On “Never Better,” released in advance of an album that suggests transformation, openness, and the spirit to start over, Night Teacher stakes the thoughtfully chosen line. The song, the first taste of Lilly Bechtel’s upcoming "Year of the Snake" record out on First City Artists, is part confession and part call to arms.
“Never Better” is the sound of transformation. Not the abrupt kind, but the sloughing type, the album’s title hints at the cyclical rebirth at the heart of the Chinese Zodiac’s Year of the Snake. The voice and pen behind Night Teacher, Bechtel, embraces that metaphor as a kind of intimacy that’s devastatingly relatable. Her delivery is gentle yet emphatic, her lyrics offering wound and wheel alike, the sting of endings but the muted thrill of beginnings.
The production is wide open, her words are left room to settle without a push.

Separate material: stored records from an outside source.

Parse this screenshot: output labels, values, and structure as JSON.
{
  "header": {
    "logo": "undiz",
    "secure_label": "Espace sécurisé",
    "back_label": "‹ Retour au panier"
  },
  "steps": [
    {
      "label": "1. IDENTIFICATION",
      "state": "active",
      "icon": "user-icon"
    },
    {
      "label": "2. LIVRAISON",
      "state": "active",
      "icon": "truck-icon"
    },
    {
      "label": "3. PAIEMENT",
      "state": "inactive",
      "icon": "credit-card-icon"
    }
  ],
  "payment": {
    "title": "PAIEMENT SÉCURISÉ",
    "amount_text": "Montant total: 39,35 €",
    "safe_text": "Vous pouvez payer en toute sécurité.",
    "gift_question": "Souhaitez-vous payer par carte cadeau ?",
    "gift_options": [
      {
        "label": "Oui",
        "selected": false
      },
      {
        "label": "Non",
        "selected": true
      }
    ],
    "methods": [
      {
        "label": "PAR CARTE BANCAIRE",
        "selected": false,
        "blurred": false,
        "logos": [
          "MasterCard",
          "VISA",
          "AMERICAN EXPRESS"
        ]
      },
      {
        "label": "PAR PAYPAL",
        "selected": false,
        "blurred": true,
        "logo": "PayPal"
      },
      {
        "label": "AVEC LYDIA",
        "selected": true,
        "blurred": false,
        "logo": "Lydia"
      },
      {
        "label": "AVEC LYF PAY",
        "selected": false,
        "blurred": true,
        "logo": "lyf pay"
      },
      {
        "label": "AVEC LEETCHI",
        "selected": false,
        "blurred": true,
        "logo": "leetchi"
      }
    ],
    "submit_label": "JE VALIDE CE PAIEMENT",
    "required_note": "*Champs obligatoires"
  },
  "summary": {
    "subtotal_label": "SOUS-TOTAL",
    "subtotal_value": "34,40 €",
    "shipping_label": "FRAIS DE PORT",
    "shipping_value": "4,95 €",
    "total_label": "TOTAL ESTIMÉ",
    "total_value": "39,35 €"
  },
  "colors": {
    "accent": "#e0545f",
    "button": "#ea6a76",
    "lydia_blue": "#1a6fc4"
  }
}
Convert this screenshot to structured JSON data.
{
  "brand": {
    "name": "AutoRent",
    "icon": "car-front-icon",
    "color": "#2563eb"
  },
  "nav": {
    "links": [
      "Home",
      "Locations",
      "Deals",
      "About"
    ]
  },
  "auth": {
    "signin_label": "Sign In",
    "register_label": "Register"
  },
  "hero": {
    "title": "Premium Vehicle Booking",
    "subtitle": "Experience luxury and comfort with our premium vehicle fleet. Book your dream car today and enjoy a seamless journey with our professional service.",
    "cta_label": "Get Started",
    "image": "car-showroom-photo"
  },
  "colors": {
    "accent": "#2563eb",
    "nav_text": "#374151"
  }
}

There’s a feeling of openness in the arrangement, an equilibrium between indie reserve and emotional largesse. Every note feels deliberate, every pause a reminder that growth is painful more often than not. This is not a song competing for a hook with volume or spectacle, this is, rather, one earning one through honesty.
Bechtel has said that she intends for the project to speak to listeners at all points of change of all kinds. That promise is kept with “Never Better.” The song doesn’t minimize the pain of transition, nor does it race toward resolution. Instead, it’s an invitation for the listener to make themselves at home in the in-between, where the old ways don’t quite fit, and the new ones aren’t quite settled. It is something of an invitation that is rare and perhaps precisely why it feels so necessary.